If you are courageous enough to venture out after midnight in a small Indian town, you will be greeted by the creatures of the night. Your first companions will be the stray dogs with limp tails, their eyes glinting in the dark, their noses leading them to their late night snack. They scavenge through the piles of rotting garbage while their fortunate pure-bred counterparts enjoy a snooze in their marble palaces. Look up and you will find flappy wings in the sky as large bats try to cast a shadow on the moon. Don’t get startled by the shrieks of the owls, they are less dangerous than the silent serpents in the grass.
You might find a seemingly abandoned pair of slippers by the side of the road, don’t steal them, their owner still lives. Look inside the concrete pipes and under the heap of polythene sheets, you will find a tired rickshaw puller sleeping barefoot and possibly bare-chested. He has moved to the town from the village, to send back money for his siblings. You will notice blisters on his palms and wrinkles on his face but he will be smiling while he is asleep.
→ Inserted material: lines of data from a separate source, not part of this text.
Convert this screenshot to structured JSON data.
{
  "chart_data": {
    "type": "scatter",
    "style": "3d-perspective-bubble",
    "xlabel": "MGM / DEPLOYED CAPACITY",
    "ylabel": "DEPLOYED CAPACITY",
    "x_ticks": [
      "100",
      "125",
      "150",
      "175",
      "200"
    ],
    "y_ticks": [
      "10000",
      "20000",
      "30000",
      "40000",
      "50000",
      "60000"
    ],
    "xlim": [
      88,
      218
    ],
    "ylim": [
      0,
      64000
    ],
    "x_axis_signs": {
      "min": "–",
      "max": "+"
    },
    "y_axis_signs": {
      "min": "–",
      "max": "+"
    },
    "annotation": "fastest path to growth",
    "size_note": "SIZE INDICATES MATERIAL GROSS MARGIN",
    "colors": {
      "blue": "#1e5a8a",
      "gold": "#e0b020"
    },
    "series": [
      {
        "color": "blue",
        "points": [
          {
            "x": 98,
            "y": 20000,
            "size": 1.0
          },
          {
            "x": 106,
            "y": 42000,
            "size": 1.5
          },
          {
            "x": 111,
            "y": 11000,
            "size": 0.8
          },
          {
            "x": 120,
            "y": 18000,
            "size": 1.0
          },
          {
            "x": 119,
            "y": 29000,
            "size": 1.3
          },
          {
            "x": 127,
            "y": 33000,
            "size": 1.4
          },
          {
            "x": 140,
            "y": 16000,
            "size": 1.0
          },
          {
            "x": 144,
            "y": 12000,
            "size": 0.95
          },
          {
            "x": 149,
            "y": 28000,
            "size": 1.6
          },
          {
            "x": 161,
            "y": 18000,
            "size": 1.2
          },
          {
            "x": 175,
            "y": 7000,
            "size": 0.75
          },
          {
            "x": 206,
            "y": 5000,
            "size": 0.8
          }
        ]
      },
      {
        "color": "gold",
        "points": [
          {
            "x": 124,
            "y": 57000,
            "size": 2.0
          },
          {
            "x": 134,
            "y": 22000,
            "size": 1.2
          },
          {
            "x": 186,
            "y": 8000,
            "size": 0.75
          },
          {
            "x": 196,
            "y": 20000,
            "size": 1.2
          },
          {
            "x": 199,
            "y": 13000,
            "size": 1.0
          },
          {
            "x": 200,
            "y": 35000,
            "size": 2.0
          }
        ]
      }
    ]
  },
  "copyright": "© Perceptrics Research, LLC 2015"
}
In fact, don’t try to find him, let him rest until the sun announces a new morning of back-breaking labour.
If the town is big enough to boast of an ATM, there will be a group of youngsters a few feet away. Far enough from the peripheral vision of the drowsy guard yet close enough to steal some light from the vestibule, the privileged progeny of the rich merchants enjoys a party on the footpath. Leaning against their motorbikes or lying down on the boots of their cars, they laugh at a vulgar joke while draining the last drop from their beer bottles. Why they need to congregate in the middle of the night is a mystery to all but them. Perhaps at the centre of the huddle are secret lovers who cannot meet in broad daylight or maybe they just prefer the taste of the Biryani sold by the stall that opens for business after dark.
You can stand and judge these creatures of the night or can walk towards the innocent looking houses. Over the chirping of the crickets, you will hear the moans of a battered housewife as she is brutally whipped by her drunken husband. The wind might carry the whimpers of a woman abused by her own kin or the sobs of a bullied child who doesn’t want to face another day at school. If you stay really quiet you will hear the creaking of the beds, the rolling of the tears, and the whispers of protest. The creatures of the night do not just haunt the streets.